累积基数聚合

编辑

一个父管道聚合,它计算父直方图(或 date_histogram)聚合中的累积基数。指定的指标必须是基数聚合,并且包含的直方图必须将min_doc_count设置为0histogram聚合的默认值)。

cumulative_cardinality聚合对于查找“新增项目总数”非常有用,例如每天访问您网站的新访客数量。常规的基数聚合会告诉您每天有多少唯一访客,但不会区分“新”访客或“回头”访客。累积基数聚合可用于确定每天的唯一访客中有多少是“新增”的。

语法

编辑

单独的cumulative_cardinality聚合如下所示

{
  "cumulative_cardinality": {
    "buckets_path": "my_cardinality_agg"
  }
}

表 60. cumulative_cardinality 参数

参数名称 描述 必填 默认值

buckets_path

我们需要查找累积基数的基数聚合的路径(有关更多详细信息,请参阅buckets_path语法

必填

format

DecimalFormat 模式,用于输出值。

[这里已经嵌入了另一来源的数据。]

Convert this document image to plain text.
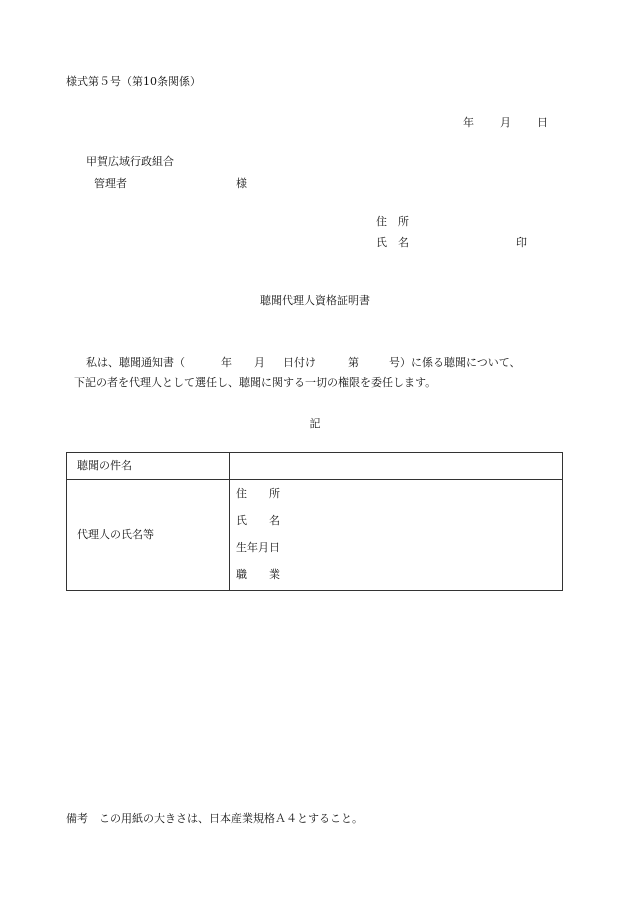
様式第５号（第10条関係）
年 月 日
甲賀広域行政組合
管理者	様
住　所
氏　名	印
聴聞代理人資格証明書
私は、聴聞通知書（	年 月 日付け	第	号）に係る聴聞について、
下記の者を代理人として選任し、聴聞に関する一切の権限を委任します。
記
聴聞の件名	

代理人の氏名等	住　　所
氏　　名
生年月日
職　　業
備考　この用紙の大きさは、日本産業規格Ａ４とすること。
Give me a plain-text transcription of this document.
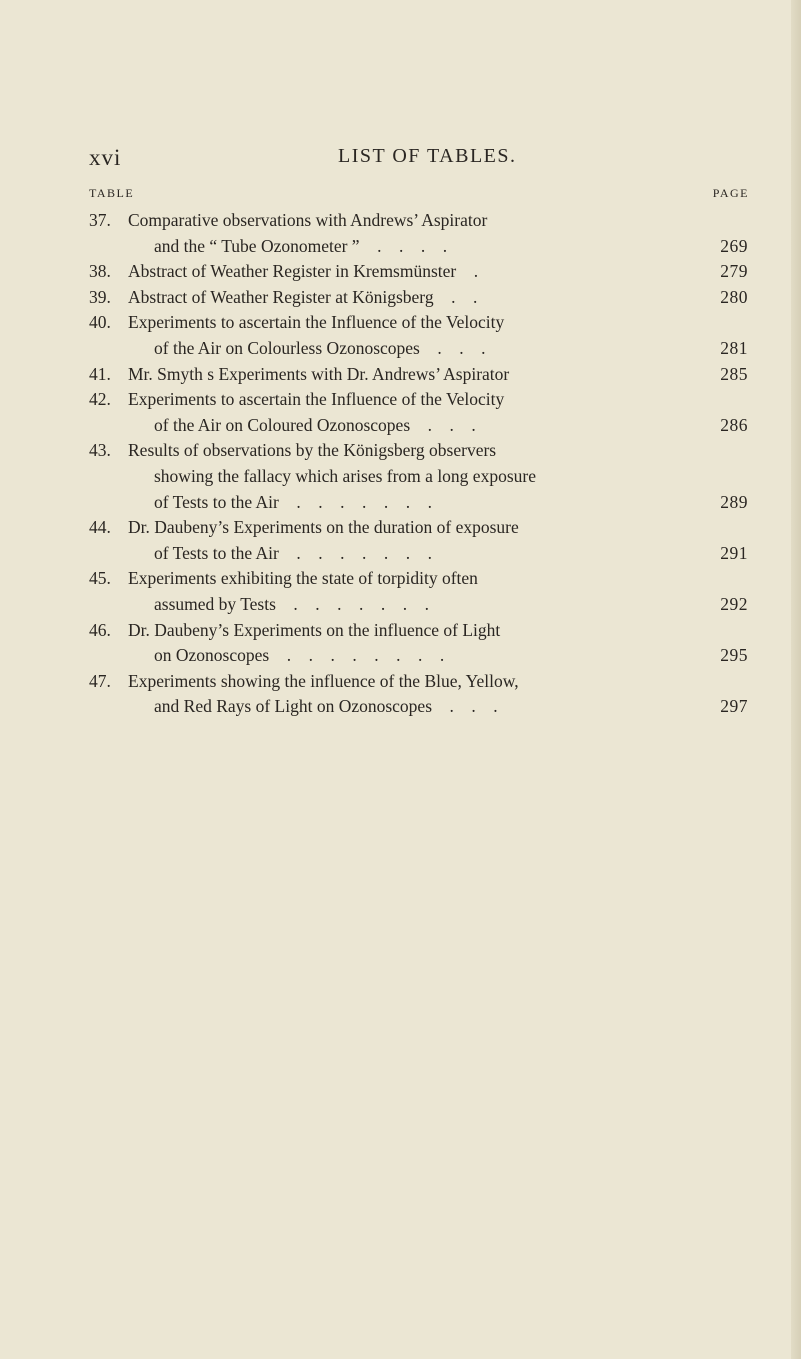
xvi	LIST OF TABLES.
TABLE	PAGE
37. Comparative observations with Andrews’ Aspirator
and the “ Tube Ozonometer ” .  .  .  .	269
38. Abstract of Weather Register in Kremsmünster .	279
39. Abstract of Weather Register at Königsberg .  .	280
40. Experiments to ascertain the Influence of the Velocity
of the Air on Colourless Ozonoscopes .  .  .	281
41. Mr. Smyth s Experiments with Dr. Andrews’ Aspirator	285
42. Experiments to ascertain the Influence of the Velocity
of the Air on Coloured Ozonoscopes .  .  .	286
43. Results of observations by the Königsberg observers
showing the fallacy which arises from a long exposure
of Tests to the Air .  .  .  .  .  .  .	289
44. Dr. Daubeny’s Experiments on the duration of exposure
of Tests to the Air .  .  .  .  .  .  .	291
45. Experiments exhibiting the state of torpidity often
assumed by Tests .  .  .  .  .  .  .	292
46. Dr. Daubeny’s Experiments on the influence of Light
on Ozonoscopes .  .  .  .  .  .  .  .	295
47. Experiments showing the influence of the Blue, Yellow,
and Red Rays of Light on Ozonoscopes .  .  .	297
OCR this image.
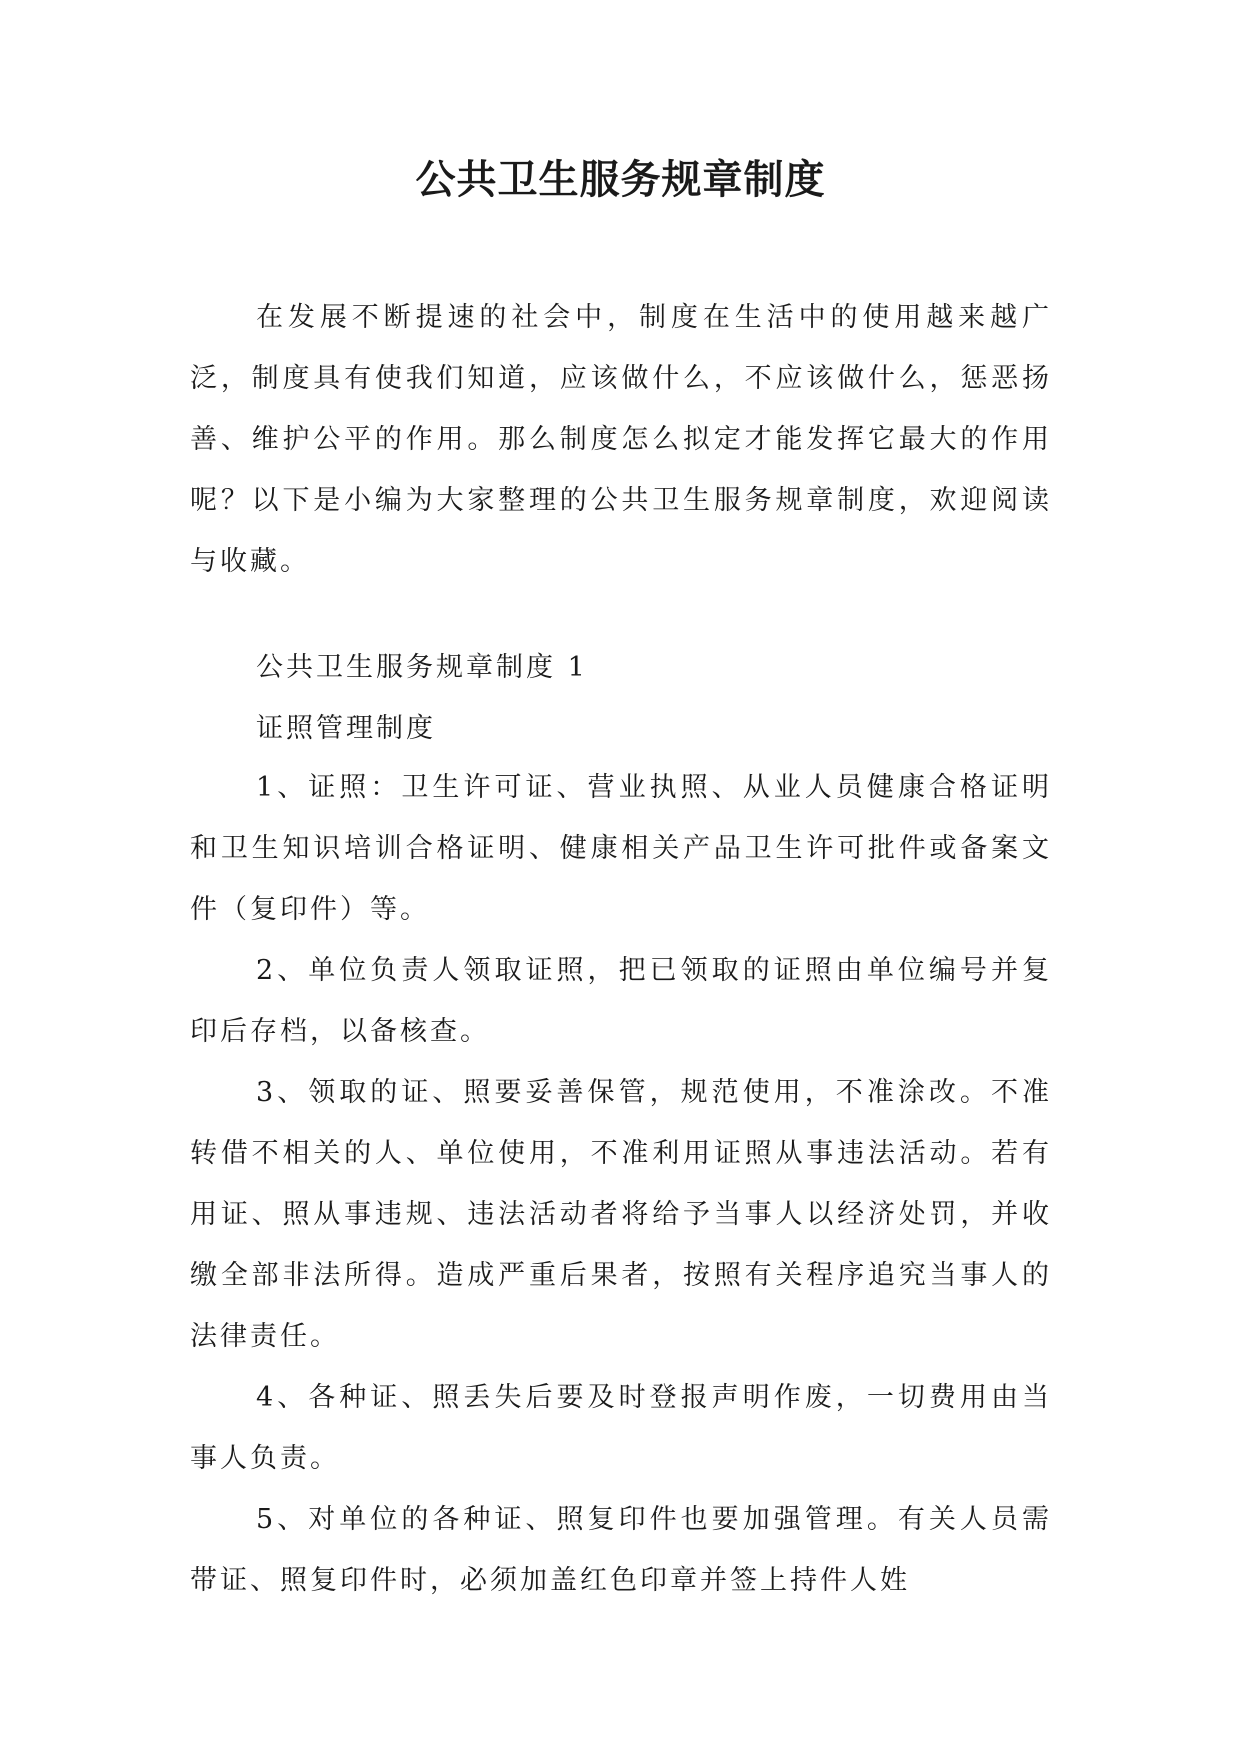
公共卫生服务规章制度

在发展不断提速的社会中，制度在生活中的使用越来越广泛，制度具有使我们知道，应该做什么，不应该做什么，惩恶扬善、维护公平的作用。那么制度怎么拟定才能发挥它最大的作用呢？以下是小编为大家整理的公共卫生服务规章制度，欢迎阅读与收藏。

公共卫生服务规章制度 1

证照管理制度

1、证照：卫生许可证、营业执照、从业人员健康合格证明和卫生知识培训合格证明、健康相关产品卫生许可批件或备案文件（复印件）等。

2、单位负责人领取证照，把已领取的证照由单位编号并复印后存档，以备核查。

3、领取的证、照要妥善保管，规范使用，不准涂改。不准转借不相关的人、单位使用，不准利用证照从事违法活动。若有用证、照从事违规、违法活动者将给予当事人以经济处罚，并收缴全部非法所得。造成严重后果者，按照有关程序追究当事人的法律责任。

4、各种证、照丢失后要及时登报声明作废，一切费用由当事人负责。

5、对单位的各种证、照复印件也要加强管理。有关人员需带证、照复印件时，必须加盖红色印章并签上持件人姓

如果指定,则格式化的值将返回在聚合的value_as_string属性中

可选

null

以下代码片段计算每日users总数的累积基数

resp = client.search(
    index="user_hits",
    size=0,
    aggs={
        "users_per_day": {
            "date_histogram": {
                "field": "timestamp",
                "calendar_interval": "day"
            },
            "aggs": {
                "distinct_users": {
                    "cardinality": {
                        "field": "user_id"
                    }
                },
                "total_new_users": {
                    "cumulative_cardinality": {
                        "buckets_path": "distinct_users"
                    }
                }
            }
        }
    },
)
print(resp)
response = client.search(
  index: 'user_hits',
  body: {
    size: 0,
    aggregations: {
      users_per_day: {
        date_histogram: {
          field: 'timestamp',
          calendar_interval: 'day'
        },
        aggregations: {
          distinct_users: {
            cardinality: {
              field: 'user_id'
            }
          },
          total_new_users: {
            cumulative_cardinality: {
              buckets_path: 'distinct_users'
            }
          }
        }
      }
    }
  }
)
puts response
const response = await client.search({
  index: "user_hits",
  size: 0,
  aggs: {
    users_per_day: {
      date_histogram: {
        field: "timestamp",
        calendar_interval: "day",
      },
      aggs: {
        distinct_users: {
          cardinality: {
            field: "user_id",
          },
        },
        total_new_users: {
          cumulative_cardinality: {
            buckets_path: "distinct_users",
          },
        },
      },
    },
  },
});
console.log(response);
GET /user_hits/_search
{
  "size": 0,
  "aggs": {
    "users_per_day": {
      "date_histogram": {
        "field": "timestamp",
        "calendar_interval": "day"
      },
      "aggs": {
        "distinct_users": {
          "cardinality": {
            "field": "user_id"
          }
        },
        "total_new_users": {
          "cumulative_cardinality": {
            "buckets_path": "distinct_users" 
          }
        }
      }
    }
  }
}

buckets_path指示此聚合使用distinct_users聚合的输出进行累积基数计算

以下可能是响应

{
   "took": 11,
   "timed_out": false,
   "_shards": ...,
   "hits": ...,
   "aggregations": {
      "users_per_day": {
         "buckets": [
            {
               "key_as_string": "2019-01-01T00:00:00.000Z",
               "key": 1546300800000,
               "doc_count": 2,
               "distinct_users": {
                  "value": 2
               },
               "total_new_users": {
                  "value": 2
               }
            },
            {
               "key_as_string": "2019-01-02T00:00:00.000Z",
               "key": 1546387200000,
               "doc_count": 2,
               "distinct_users": {
                  "value": 2
               },
               "total_new_users": {
                  "value": 3
               }
            },
            {
               "key_as_string": "2019-01-03T00:00:00.000Z",
               "key": 1546473600000,
               "doc_count": 3,
               "distinct_users": {
                  "value": 3
               },
               "total_new_users": {
                  "value": 4
               }
            }
         ]
      }
   }
}

请注意,第二天,2019-01-02,有两个不同的用户,但累积管道聚合生成的total_new_users指标仅增加到三个。这意味着当天只有两个用户中的一个用户是新用户,另一个用户在之前的一天就已经出现过。这种情况在第三天再次发生,三天中只有三个用户中的一个用户是完全新增的。

增量累积基数

编辑

cumulative_cardinality聚合将显示自查询时间段开始以来的总 distinct 计数。但是,有时查看“增量”计数也很有用。这意味着每天新增多少用户,而不是总累积计数。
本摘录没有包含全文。